I have recently started reading the good human and once a week he writes about doing one thing every week to improve the environment and live a greener lifestyle. I like that. It breaks things down into manageable chunks and makes any task less overwhelming.
Although I've always been a recycler, I compost, grow my own vegetables and try to do things as environmentally consciously as possible, we realized as we continued to remodel the house that we could take that further and try to green things up there as well.
So here is my one thing: the laundry.
When we rebuilt the laundry room we bought a new energy-star front loading washer. Yes, it was pricey at the onset but front-loading washers use 40-75% less water and 30-85% less energy than typical top-loaders (15 gallons vs. up to 40 gallons, and 120-560 kWh/yr. vs 800 kWh/yr.).
Front loaders are also:
- gentler to your clothes, causing them to last longer (savings)
- the capacity is larger because there is no central agitator so you do less loads (a time and energy saver)
- they clean better and enable you to use cold water instead of heating your water (a whopping 95% of the energy used by a washing machine could be going just to heat the water!)
- they spin at faster rpm's so the clothes dry faster if you dry them in a dryer (savings)
And speaking of drying, since I live in beautiful, sunny and low-humidity New Mexico I have gone to line drying everything that I can. Honestly, it dries much faster on the line than it did in my old dryer anyway.
Notice the cute clothespin hanger? My Grandma used to have one like it, and I remember hanging laundry with her on the lines in that big yard in Bruce, Wisconsin so many years ago.
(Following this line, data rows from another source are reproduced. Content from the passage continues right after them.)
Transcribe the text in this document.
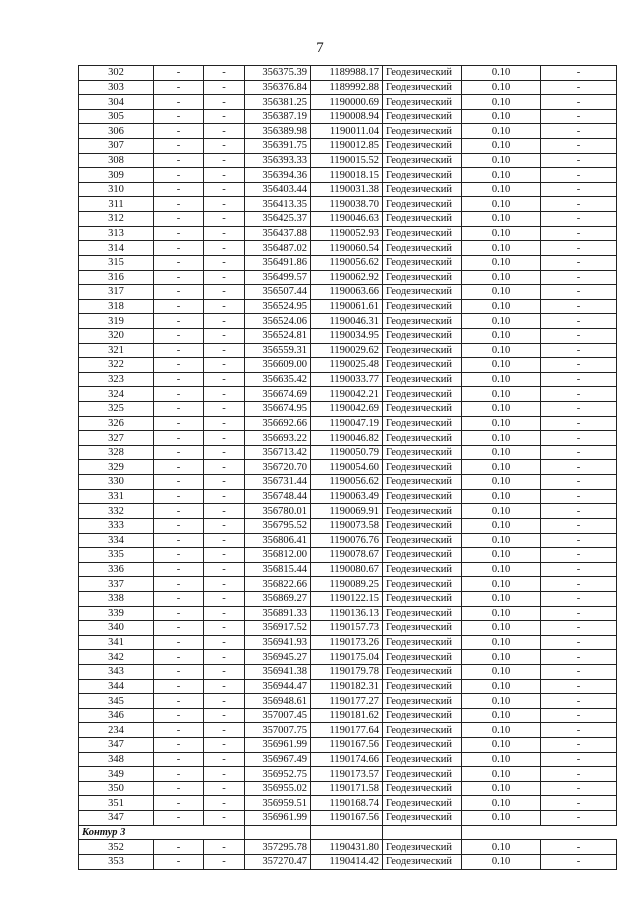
7
302	-	-	356375.39	1189988.17	Геодезический	0.10	-
303	-	-	356376.84	1189992.88	Геодезический	0.10	-
304	-	-	356381.25	1190000.69	Геодезический	0.10	-
305	-	-	356387.19	1190008.94	Геодезический	0.10	-
306	-	-	356389.98	1190011.04	Геодезический	0.10	-
307	-	-	356391.75	1190012.85	Геодезический	0.10	-
308	-	-	356393.33	1190015.52	Геодезический	0.10	-
309	-	-	356394.36	1190018.15	Геодезический	0.10	-
310	-	-	356403.44	1190031.38	Геодезический	0.10	-
311	-	-	356413.35	1190038.70	Геодезический	0.10	-
312	-	-	356425.37	1190046.63	Геодезический	0.10	-
313	-	-	356437.88	1190052.93	Геодезический	0.10	-
314	-	-	356487.02	1190060.54	Геодезический	0.10	-
315	-	-	356491.86	1190056.62	Геодезический	0.10	-
316	-	-	356499.57	1190062.92	Геодезический	0.10	-
317	-	-	356507.44	1190063.66	Геодезический	0.10	-
318	-	-	356524.95	1190061.61	Геодезический	0.10	-
319	-	-	356524.06	1190046.31	Геодезический	0.10	-
320	-	-	356524.81	1190034.95	Геодезический	0.10	-
321	-	-	356559.31	1190029.62	Геодезический	0.10	-
322	-	-	356609.00	1190025.48	Геодезический	0.10	-
323	-	-	356635.42	1190033.77	Геодезический	0.10	-
324	-	-	356674.69	1190042.21	Геодезический	0.10	-
325	-	-	356674.95	1190042.69	Геодезический	0.10	-
326	-	-	356692.66	1190047.19	Геодезический	0.10	-
327	-	-	356693.22	1190046.82	Геодезический	0.10	-
328	-	-	356713.42	1190050.79	Геодезический	0.10	-
329	-	-	356720.70	1190054.60	Геодезический	0.10	-
330	-	-	356731.44	1190056.62	Геодезический	0.10	-
331	-	-	356748.44	1190063.49	Геодезический	0.10	-
332	-	-	356780.01	1190069.91	Геодезический	0.10	-
333	-	-	356795.52	1190073.58	Геодезический	0.10	-
334	-	-	356806.41	1190076.76	Геодезический	0.10	-
335	-	-	356812.00	1190078.67	Геодезический	0.10	-
336	-	-	356815.44	1190080.67	Геодезический	0.10	-
337	-	-	356822.66	1190089.25	Геодезический	0.10	-
338	-	-	356869.27	1190122.15	Геодезический	0.10	-
339	-	-	356891.33	1190136.13	Геодезический	0.10	-
340	-	-	356917.52	1190157.73	Геодезический	0.10	-
341	-	-	356941.93	1190173.26	Геодезический	0.10	-
342	-	-	356945.27	1190175.04	Геодезический	0.10	-
343	-	-	356941.38	1190179.78	Геодезический	0.10	-
344	-	-	356944.47	1190182.31	Геодезический	0.10	-
345	-	-	356948.61	1190177.27	Геодезический	0.10	-
346	-	-	357007.45	1190181.62	Геодезический	0.10	-
234	-	-	357007.75	1190177.64	Геодезический	0.10	-
347	-	-	356961.99	1190167.56	Геодезический	0.10	-
348	-	-	356967.49	1190174.66	Геодезический	0.10	-
349	-	-	356952.75	1190173.57	Геодезический	0.10	-
350	-	-	356955.02	1190171.58	Геодезический	0.10	-
351	-	-	356959.51	1190168.74	Геодезический	0.10	-
347	-	-	356961.99	1190167.56	Геодезический	0.10	-
Контур 3							
352	-	-	357295.78	1190431.80	Геодезический	0.10	-
353	-	-	357270.47	1190414.42	Геодезический	0.10	-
I found it at this cool Etsy shop . I also have a retractable clothes line (you can see it mounted on the tree) so the line is up and strung between my trees on laundry days and hidden from sight the rest of the time.
I use my dryer for perhaps an 45 minutes a week, for towels that I really prefer to be fluffed up. It's an awesome system that works for me. Our utility bill has gone down 34% last month which was when I implemented the "all line drying all the time" system. Some of that may be from our furnace being off , so I can't ignore that variable but that's a pretty sizable drop and I'm very pleased.
Now if we could only afford that solar system for our electricity we would be sitting pretty!